DESIGN AND SAMPLE: We conducted a cross-sectional study. The data collection period was three weeks. Providers were recruited through collaborators at the participating paediatric oncology centres. All occupational groups who are in direct contact with patients and involved in their care were eligible (e.g., physicians, nurses, social workers, occupational therapists and physiotherapists). Surveying providers online, we captured five subscales of their cross-cultural competence and their perceptions as to how to facilitate cross-culturally competent paediatric oncology care. We employed the Cross-Cultural Competence of Healthcare Professionals (CCCHP) questionnaire. Besides descriptive and inferential statistics, we performed content analysis.

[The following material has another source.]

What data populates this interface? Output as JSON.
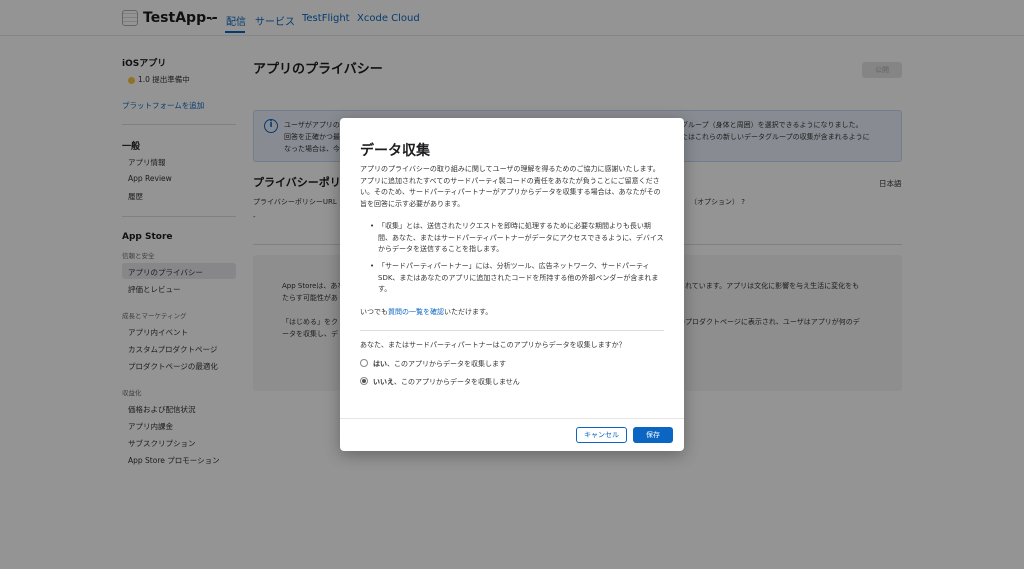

FINDINGS: The response rate was 73.2% (n = 183/250). Analyses revealed differences in cross-cultural competence between occupational groups of paediatric oncology providers. Overall, social workers’ cross-cultural competence was higher than nurses' or occupational therapists' and physiotherapists’ cross-cultural competence. Physicians’ cross-cultural competence was higher than nurses (with no statistically significant difference identified between physicians, occupational therapists and physiotherapists). Furthermore, our results suggest noteworthy differences among the four main occupational groups on the five CCCHP†subscales. Physicians and social workers declared more positive attitudes than nurses; occupational therapists and physiotherapists reported lower skills than the other three groups; social workers scored higher on the emotions and empathy subscale than the other three groups; physicians were more knowledgeable and aware than nurses. Most frequently mentioned barriers were: language barriers (68.5%), different culture and values (19.2%), different illness understanding (9.2%).†Most frequently mentioned facilitators were: professional translators (47.2%), continuous training (20.8%), professional cultural mediators (8.8%).
CONCLUSIONS/IMPLICATIONS: Trainings and interventions are widely considered a principal strategy to advance providers’ cross-cultural competence. Our findings of differences in cross-cultural competence among occupational groups further underpin the need to adapt training programmes and interventions to the respective occupational group and the respective dimension(s) of cross-cultural competence. In addition, professional translators and cultural mediators should be used. Lastly, reciprocal supervision and the promotion of multidisciplinary teams is crucial to enable oncology care providers to learn from each other and this exchange could also help to reduce some of the differences between the various occupational groups.